随着各种基于人工智能（AI）的应用的发展，从海量数据中检测异常并分析根本原因对于提高人工智能的可用性至关重要。快速、准确的根本原因分析（RCA）可以找到异常的主要原因以及合理的解释，有助于有效地解决问题。因此，RCA 在故障排除和故障诊断中发挥着重要作用，使其在数据分析中的应用变得至关重要。以往针对多维异常事件的根源定位方法包含各种缩小搜索空间的技术，并提高了定位性能。然而，这些方法并不能有效平衡性能、兼容性和可解释性等方面的要求。为了解决这些问题，我们提出了一种名为 SinkFlow 的新型根源定位方法。它提供了一个统一的框架事件聚合图（EAG）来描述事件聚合的约束条件和事件之间的关系，因此可以很容易地推广到各种领域。SinkFlow 引入了一种适用于基本度量和衍生度量的度量评估方法，以量化事件的影响。此外，它还利用优化搜索策略，根据异常行为的一致性和偏差的重要性来缩小搜索空间。我们在半合成数据集上的实验结果表明，SinkFlow 比其他基线方法取得了更好的性能，运行速度也更快，F1 分数提高了 1.88%，时间成本仅为第二好的定位方法的 25%。此外，SinkFlow 对定位结果提供了清晰可见的解释，回答了为什么它们是根本原因以及异常是如何形成的问题。

本文章由计算机程序翻译，如有差异，请以英文原文为准。

查看原文本刊更多论文

SinkFlow: Fast and traceable root-cause localization for multidimensional anomaly events

With the development of various artificial intelligence (AI)–based applications, detecting anomalies and analyzing the root causes from massive data are critical to increasing the usability of AI. Fast, accurate root-cause analysis (RCA) that finds the main reason for an anomaly, as well as reasonable explanations, helps in solving problems effectively.

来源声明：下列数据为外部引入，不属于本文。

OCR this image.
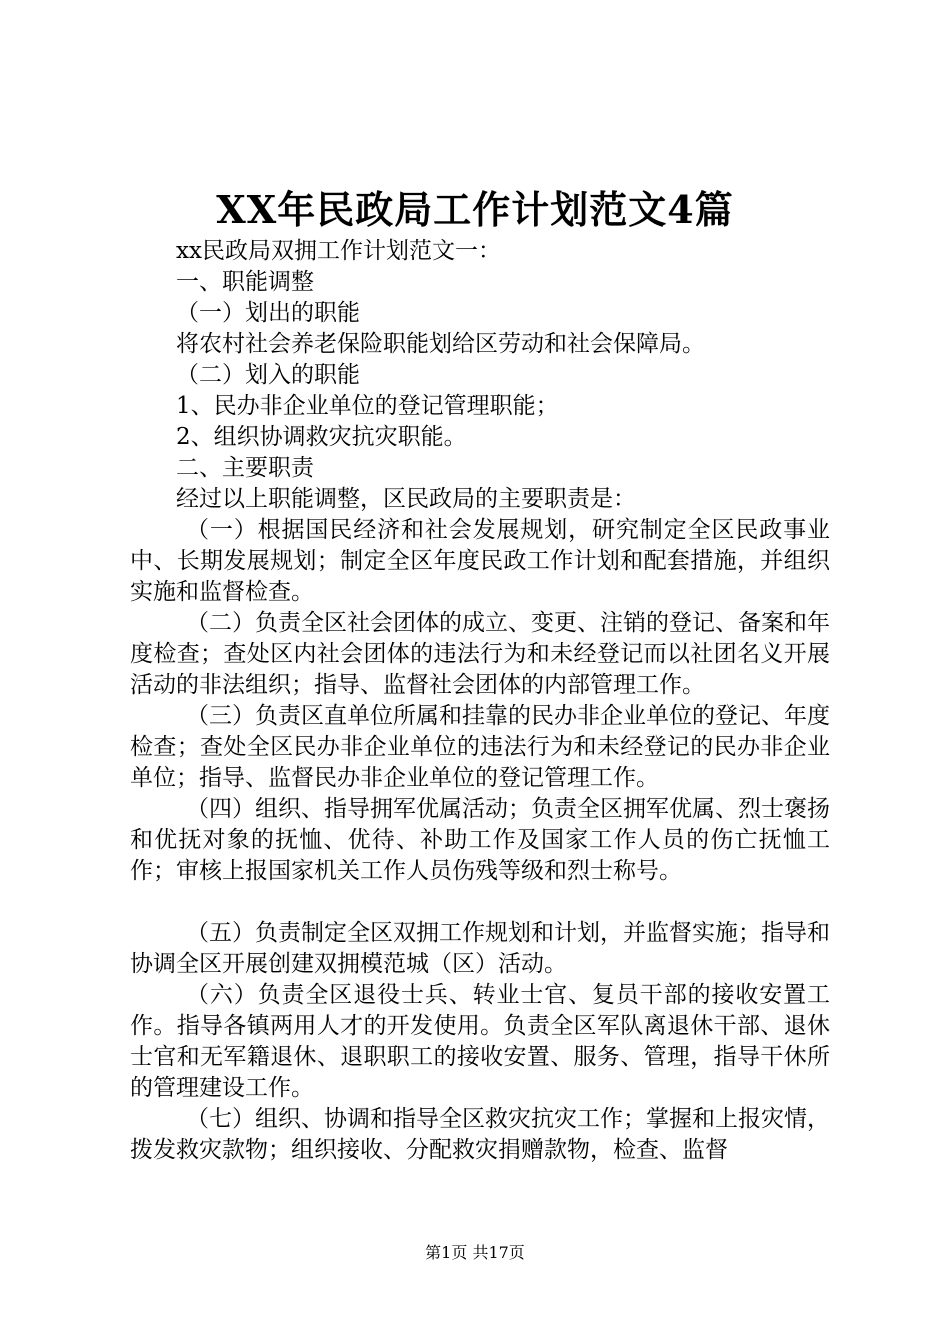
XX年民政局工作计划范文4篇

xx民政局双拥工作计划范文一：

一、职能调整

（一）划出的职能

将农村社会养老保险职能划给区劳动和社会保障局。

（二）划入的职能

1、民办非企业单位的登记管理职能；

2、组织协调救灾抗灾职能。

二、主要职责

经过以上职能调整，区民政局的主要职责是：

（一）根据国民经济和社会发展规划，研究制定全区民政事业中、长期发展规划；制定全区年度民政工作计划和配套措施，并组织实施和监督检查。

（二）负责全区社会团体的成立、变更、注销的登记、备案和年度检查；查处区内社会团体的违法行为和未经登记而以社团名义开展活动的非法组织；指导、监督社会团体的内部管理工作。

（三）负责区直单位所属和挂靠的民办非企业单位的登记、年度检查；查处全区民办非企业单位的违法行为和未经登记的民办非企业单位；指导、监督民办非企业单位的登记管理工作。

（四）组织、指导拥军优属活动；负责全区拥军优属、烈士褒扬和优抚对象的抚恤、优待、补助工作及国家工作人员的伤亡抚恤工作；审核上报国家机关工作人员伤残等级和烈士称号。

（五）负责制定全区双拥工作规划和计划，并监督实施；指导和协调全区开展创建双拥模范城（区）活动。

（六）负责全区退役士兵、转业士官、复员干部的接收安置工作。指导各镇两用人才的开发使用。负责全区军队离退休干部、退休士官和无军籍退休、退职职工的接收安置、服务、管理，指导干休所的管理建设工作。

（七）组织、协调和指导全区救灾抗灾工作；掌握和上报灾情，拨发救灾款物；组织接收、分配救灾捐赠款物，检查、监督

第1页 共17页
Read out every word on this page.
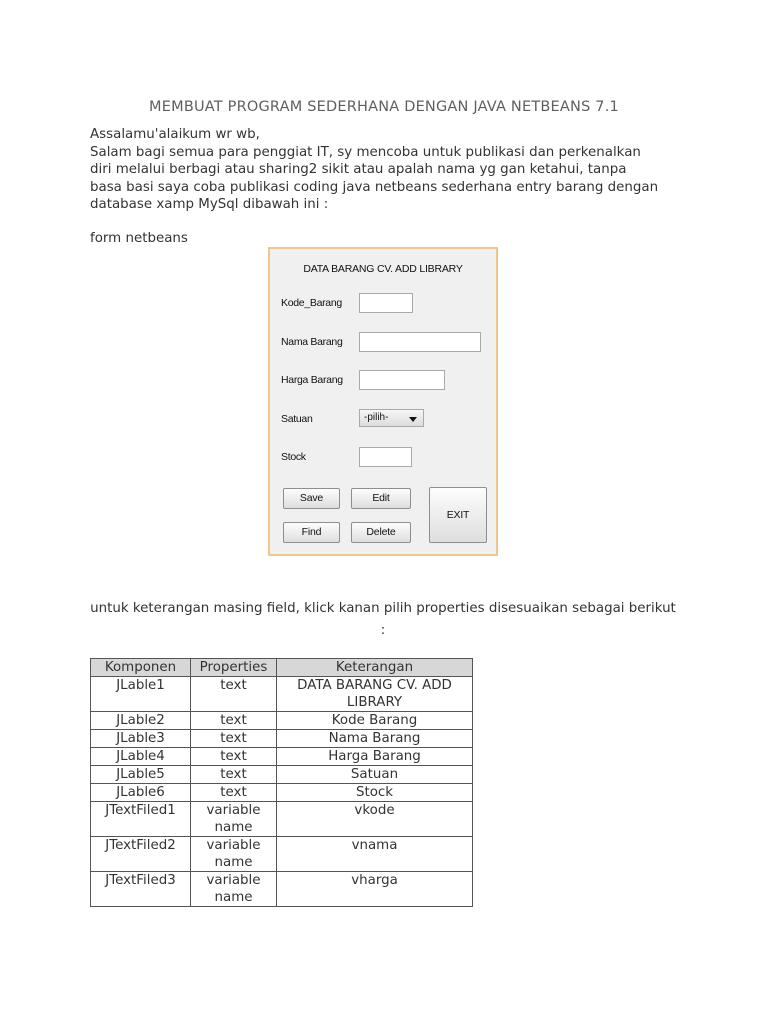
MEMBUAT PROGRAM SEDERHANA DENGAN JAVA NETBEANS 7.1

Assalamu'alaikum wr wb,

Salam bagi semua para penggiat IT, sy mencoba untuk publikasi dan perkenalkan

diri melalui berbagi atau sharing2 sikit atau apalah nama yg gan ketahui, tanpa

basa basi saya coba publikasi coding java netbeans sederhana entry barang dengan

database xamp MySql dibawah ini :

form netbeans
DATA BARANG CV. ADD LIBRARY
Kode_Barang
Nama Barang
Harga Barang
Satuan	-pilih-
Stock
Save	Edit
Find	Delete
EXIT
untuk keterangan masing field, klick kanan pilih properties disesuaikan sebagai berikut :
Komponen	Properties	Keterangan
JLable1	text	DATA BARANG CV. ADD LIBRARY
JLable2	text	Kode Barang
JLable3	text	Nama Barang
JLable4	text	Harga Barang
JLable5	text	Satuan
JLable6	text	Stock
JTextFiled1	variable name	vkode
JTextFiled2	variable name	vnama
JTextFiled3	variable name	vharga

Thus, RCA plays an important role in troubleshooting and fault diagnosis, making its application in data analysis crucial. Previous root-cause-localization approaches for multidimensional anomaly events encompass various techniques to reduce search space and have improved the localization performance. However, they do not effectively balance the requirements in terms of performance, compatibility, and interpretability. To solve these problems, we propose a new root-cause-localization method called SinkFlow. It provides a unified framework event-aggregation Graph (EAG) to describe the constraints of event aggregation and relations between events, so it can be easily generalized to various domains. SinkFlow introduces an applicable measure evaluation method for both fundamental and derived measures to quantify the impact of events. Also, it utilizes an optimal search strategy to reduce the search space based on the anomaly behavioral consistency and deviation significance. Our experimental results on semisynthetic datasets show that SinkFlow achieved better performance than other baselines and ran much faster, achieving a 1.88% increase of the F1-score and only 25% of the time cost of the second best localization method. In addition, SinkFlow offered clear, visible explanations of the localization results to answer the questions of why they are root causes and how the anomaly is formed.

求助全文

通过发布文献求助，成功后即可免费获取论文全文。去求助

来源期刊

Engineering Applications of Artificial Intelligence 工程技术-工程：电子与电气

CiteScore

9.60

自引率

10.00%

发文量

505

审稿时长

68 days

期刊介绍： Artificial Intelligence (AI) is pivotal in driving the fourth industrial revolution, witnessing remarkable advancements across various machine learning methodologies. AI techniques have become indispensable tools for practicing engineers, enabling them to tackle previously insurmountable challenges. Engineering Applications of Artificial Intelligence serves as a global platform for the swift dissemination of research elucidating the practical application of AI methods across all engineering disciplines. Submitted papers are expected to present novel aspects of AI utilized in real-world engineering applications, validated using publicly available datasets to ensure the replicability of research outcomes. Join us in exploring the transformative potential of AI in engineering.